Gegen diesen Bescheid richtet sich die vorliegende Beschwerde wegen Rechtswidrigkeit des Inhaltes und Rechtswidrigkeit infolge Verletzung von Verfahrensvorschriften.

Die belangte Behörde hat die Verwaltungsakten vorgelegt und die Abweisung der Beschwerde beantragt.
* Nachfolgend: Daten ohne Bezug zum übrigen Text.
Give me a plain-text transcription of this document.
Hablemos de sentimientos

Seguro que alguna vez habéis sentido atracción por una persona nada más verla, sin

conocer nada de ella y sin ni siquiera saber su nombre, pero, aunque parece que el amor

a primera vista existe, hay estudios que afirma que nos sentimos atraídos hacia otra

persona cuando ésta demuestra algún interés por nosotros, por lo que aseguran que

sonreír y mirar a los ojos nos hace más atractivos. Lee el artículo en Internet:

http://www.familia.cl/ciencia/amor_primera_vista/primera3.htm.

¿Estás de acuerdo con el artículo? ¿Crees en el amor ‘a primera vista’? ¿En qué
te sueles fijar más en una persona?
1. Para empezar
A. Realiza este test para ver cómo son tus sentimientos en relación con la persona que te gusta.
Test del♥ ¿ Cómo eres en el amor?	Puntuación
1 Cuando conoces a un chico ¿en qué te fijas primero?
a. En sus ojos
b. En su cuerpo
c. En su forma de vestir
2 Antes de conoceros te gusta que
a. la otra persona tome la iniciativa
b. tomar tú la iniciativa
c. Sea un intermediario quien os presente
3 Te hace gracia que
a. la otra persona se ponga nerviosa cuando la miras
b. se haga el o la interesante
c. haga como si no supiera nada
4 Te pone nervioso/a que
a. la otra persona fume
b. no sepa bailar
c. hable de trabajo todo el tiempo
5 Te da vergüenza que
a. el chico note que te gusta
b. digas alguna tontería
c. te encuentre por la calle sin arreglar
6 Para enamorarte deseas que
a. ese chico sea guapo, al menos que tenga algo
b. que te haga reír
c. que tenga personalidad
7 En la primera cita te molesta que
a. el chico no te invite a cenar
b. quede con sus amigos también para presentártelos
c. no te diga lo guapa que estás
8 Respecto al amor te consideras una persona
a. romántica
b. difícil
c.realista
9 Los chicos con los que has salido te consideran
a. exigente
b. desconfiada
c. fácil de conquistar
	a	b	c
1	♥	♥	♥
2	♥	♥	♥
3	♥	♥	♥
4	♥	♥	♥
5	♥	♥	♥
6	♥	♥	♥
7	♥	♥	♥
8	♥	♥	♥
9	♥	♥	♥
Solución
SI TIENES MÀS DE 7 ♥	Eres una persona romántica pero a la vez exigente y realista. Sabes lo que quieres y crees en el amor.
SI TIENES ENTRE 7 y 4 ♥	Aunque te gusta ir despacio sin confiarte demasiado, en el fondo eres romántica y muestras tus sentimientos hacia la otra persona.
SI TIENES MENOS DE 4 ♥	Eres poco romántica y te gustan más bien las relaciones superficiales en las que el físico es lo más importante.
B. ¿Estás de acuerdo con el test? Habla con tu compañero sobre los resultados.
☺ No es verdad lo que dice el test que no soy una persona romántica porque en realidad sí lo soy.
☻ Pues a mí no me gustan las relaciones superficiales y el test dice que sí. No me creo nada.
Die mitbeteiligte Partei hat eine Gegenschrift erstattet, in der sie die Abweisung der Beschwerde beantragt.

Der Verwaltungsgerichtshof hat erwogen:

Gemäß § 2 Abs. 1 Z. 1 GSVG sind auf Grund dieses Bundesgesetzes, soweit es sich um natürliche Personen handelt, in der Krankenversicherung und in der Pensionsversicherung nach Maßgabe der folgenden Bestimmungen die Mitglieder der Kammern der gewerblichen Wirtschaft pflichtversichert.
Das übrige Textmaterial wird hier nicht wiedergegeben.